Ben Sulsky: People around me basically respond with jealousy and incredulity and sometimes disdain from either one of the first two. They look at poker as a vice/gambling when in fact it’s more like investing. Also, there is just fear because its not a middle class job and also people look at it as not-worthwhile because it does not contribute anything tangible to society like carpentry or construction, which is what “a god damn man should be doing.” Luckily, I don’t hold too much love for society or its institutions and tend to reserve it for individual people so this does not bother me deeply. But I can see all of these things as being concerns to many which may tie in with the fact that the vast majority of successful poker players are introverts and very independent.

DS: What efforts do you make to balance life and poker?

Ben Sulsky: I don’t find balancing life and poker all that difficult. I definitely love playing poker but I don’t define my worth as a person in any meaningful way with my success at poker and so it remains an academic activity mostly as in I find it more analogous to writing an essay or playing a computer game, and these kinds of things just get boring/draining if you do them too much.

DS: I’ve found that many low stakes players will be completely baffled by certain high stakes hands, and often dismiss certain advice from higher stakes players because “It doesn’t apply to their level.”

DS: Do you have any advice on how low stakes players should approach the advice of higher level players?
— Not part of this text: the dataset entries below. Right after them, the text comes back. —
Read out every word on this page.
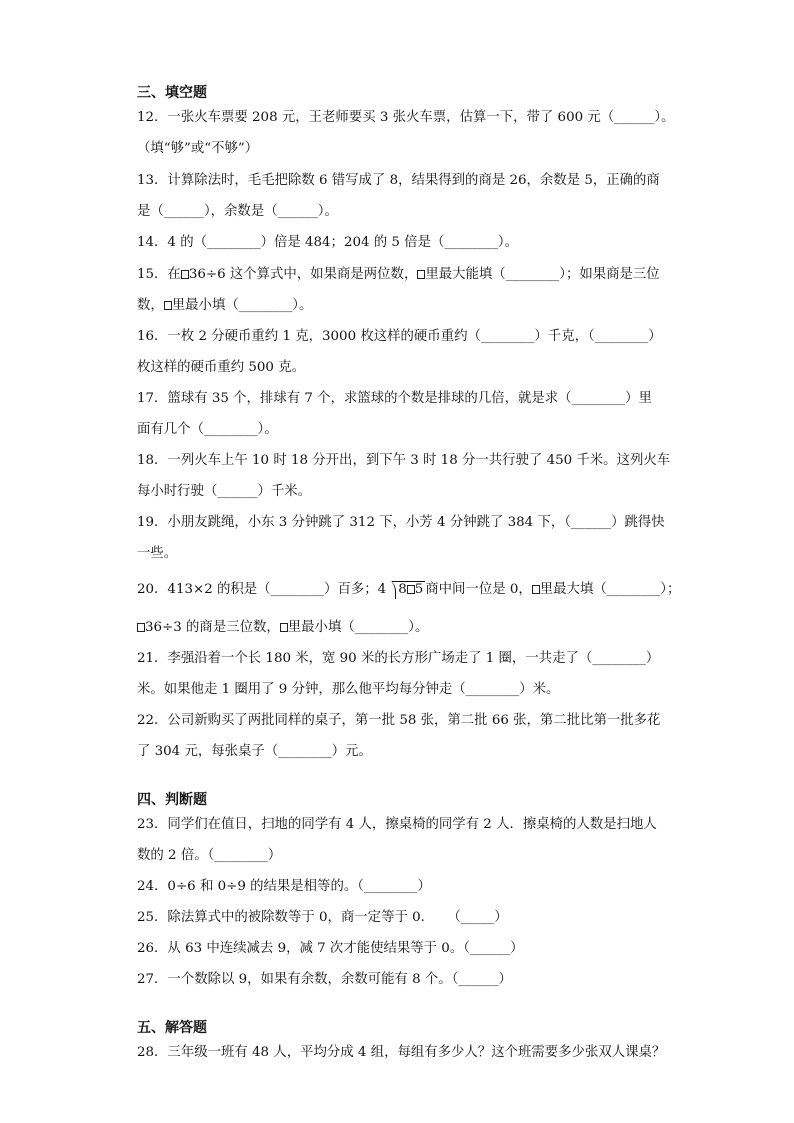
三、填空题
12．一张火车票要 208 元，王老师要买 3 张火车票，估算一下，带了 600 元（______）。
（填“够”或“不够”）
13．计算除法时，毛毛把除数 6 错写成了 8，结果得到的商是 26，余数是 5，正确的商
是（______），余数是（______）。
14．4 的（________）倍是 484；204 的 5 倍是（________）。
15．在 36÷6 这个算式中，如果商是两位数， 里最大能填（________）；如果商是三位
数， 里最小填（________）。
16．一枚 2 分硬币重约 1 克，3000 枚这样的硬币重约（________）千克，（________）
枚这样的硬币重约 500 克。
17．篮球有 35 个，排球有 7 个，求篮球的个数是排球的几倍，就是求（________）里
面有几个（________）。
18．一列火车上午 10 时 18 分开出，到下午 3 时 18 分一共行驶了 450 千米。这列火车
每小时行驶（______）千米。
19．小朋友跳绳，小东 3 分钟跳了 312 下，小芳 4 分钟跳了 384 下，（______）跳得快
一些。
20．413×2 的积是（________）百多；4 8 5 商中间一位是 0， 里最大填（________）；
36÷3 的商是三位数， 里最小填（________）。
21．李强沿着一个长 180 米，宽 90 米的长方形广场走了 1 圈，一共走了（________）
米。如果他走 1 圈用了 9 分钟，那么他平均每分钟走（________）米。
22．公司新购买了两批同样的桌子，第一批 58 张，第二批 66 张，第二批比第一批多花
了 304 元，每张桌子（________）元。
四、判断题
23．同学们在值日，扫地的同学有 4 人，擦桌椅的同学有 2 人．擦桌椅的人数是扫地人
数的 2 倍。（________）
24．0÷6 和 0÷9 的结果是相等的。（________）
25．除法算式中的被除数等于 0，商一定等于 0．　　（_____）
26．从 63 中连续减去 9，减 7 次才能使结果等于 0。（______）
27．一个数除以 9，如果有余数，余数可能有 8 个。（______）
五、解答题
28．三年级一班有 48 人，平均分成 4 组，每组有多少人？这个班需要多少张双人课桌？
Ben Sulsky: If they can’t figure out why the advice doesn’t apply to their level, or if they are unable to convince the higher stakes player why it doesn’t apply to their level if they do in fact patch together a reason, then most likely it is just an emotional response to cover their feeling of inadequacy as a poker player. Waving their e-dick basically. Many, many, smart people are low stakes poker players but not wanting to figure out the strategies of people much more successful than they are is an illogical and moronic response.

DS: Ummm wow.

Ben Sulsky: It’s just like if Michael Jordan walked up to me and offered to teach me a jump-shot and he advocated lifting the ball above my head and I said “Well, all the players in my game shoot underhanded so this doesn’t apply to me.” It’s the same thing. I’m not advocating very aggressive high stakes plays are correct in low stakes games. For instance you may want to fold AK preflop to a 4bet, but if this is true, than the inverse is also true, that you should be threebetting a shitload!

DS: Nice response

DS: So what are your plans for next semester?

Ben Sulsky: I’m traveling to Argentina for a few months starting in early March and splitting a house with some other poker players I’m also trying to travel to Thailand with our very own trickflow in February so basically I’m taking a semester off school to travel and play poker with the emphasis on travel.
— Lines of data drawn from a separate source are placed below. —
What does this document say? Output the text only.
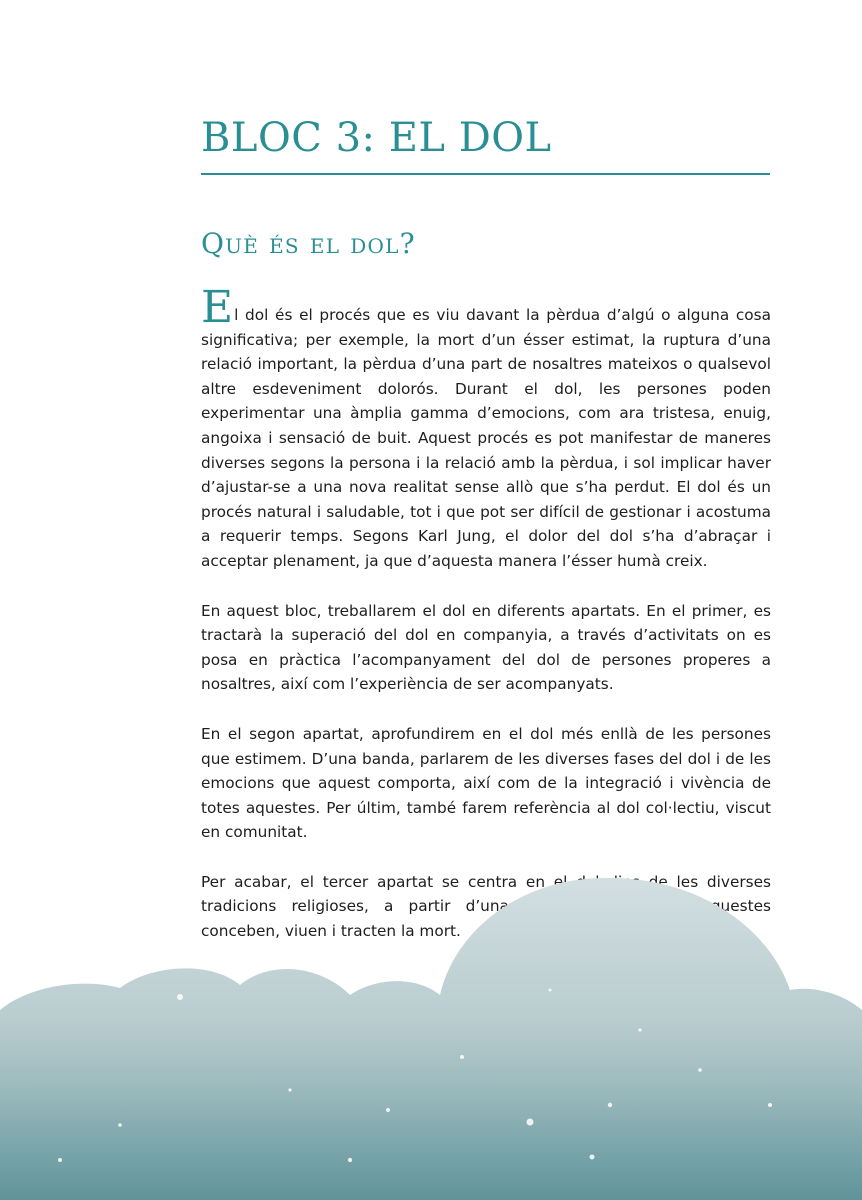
BLOC 3: EL DOL
Què és el dol?

El dol és el procés que es viu davant la pèrdua d’algú o alguna cosa significativa; per exemple, la mort d’un ésser estimat, la ruptura d’una relació important, la pèrdua d’una part de nosaltres mateixos o qualsevol altre esdeveniment dolorós. Durant el dol, les persones poden experimentar una àmplia gamma d’emocions, com ara tristesa, enuig, angoixa i sensació de buit. Aquest procés es pot manifestar de maneres diverses segons la persona i la relació amb la pèrdua, i sol implicar haver d’ajustar-se a una nova realitat sense allò que s’ha perdut. El dol és un procés natural i saludable, tot i que pot ser difícil de gestionar i acostuma a requerir temps. Segons Karl Jung, el dolor del dol s’ha d’abraçar i acceptar plenament, ja que d’aquesta manera l’ésser humà creix.

En aquest bloc, treballarem el dol en diferents apartats. En el primer, es tractarà la superació del dol en companyia, a través d’activitats on es posa en pràctica l’acompanyament del dol de persones properes a nosaltres, així com l’experiència de ser acompanyats.

En el segon apartat, aprofundirem en el dol més enllà de les persones que estimem. D’una banda, parlarem de les diverses fases del dol i de les emocions que aquest comporta, així com de la integració i vivència de totes aquestes. Per últim, també farem referència al dol col·lectiu, viscut en comunitat.

Per acabar, el tercer apartat se centra en el dol dins de les diverses tradicions religioses, a partir d’una reflexió sobre com aquestes conceben, viuen i tracten la mort.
DS: Alright well gl in your travels and thanks for the interview!

Bonus Story:

DS: What’s the funniest poker story you have?

Ben Sulsky: Ok so it’s a live 2/5 game. And I have about 7800 and this crazy Indian dude playing 90/10 has 4k or so or a little less, 3700 maybe, and everyone hates him because he’s so obviously terrible and is just spouting off these absurd comments about what an amazing player he is at every opportunity. He’s like an insurance salesman or something at a conference so his ego is just having like this immense 2 hour long chatty orgasm cause he’s luck boxing at a 2/5 table; it’s painful. So I check the BB with KTo and the flop comes KT4 rainbow so there’s— 40 or so in the pot and I lead for 110 or something

Ben Sulsky: he raises to 475 or so I make it 1350, he calls turn is a Q or J putting two clubs out there, I check he bets like 1400, I shove for a bit more he calls with 444, good game sir.

DS: Lol

Ben Sulsky: And after the hand he begins to just vomit the grossest platitudes about never going broke without the nuts and how his dick is 14 miles long for like hours all the while never tipping the dealer. So the hate intensified and then some giant Midwestern type started calling him a towel head
and he puffed up like blowfish because now his feeling of entitlement had a target and the floor had to come over. It took like a half hour, very gross.

Ben Sulsky: I ordered a Heineken and a shot of Jager.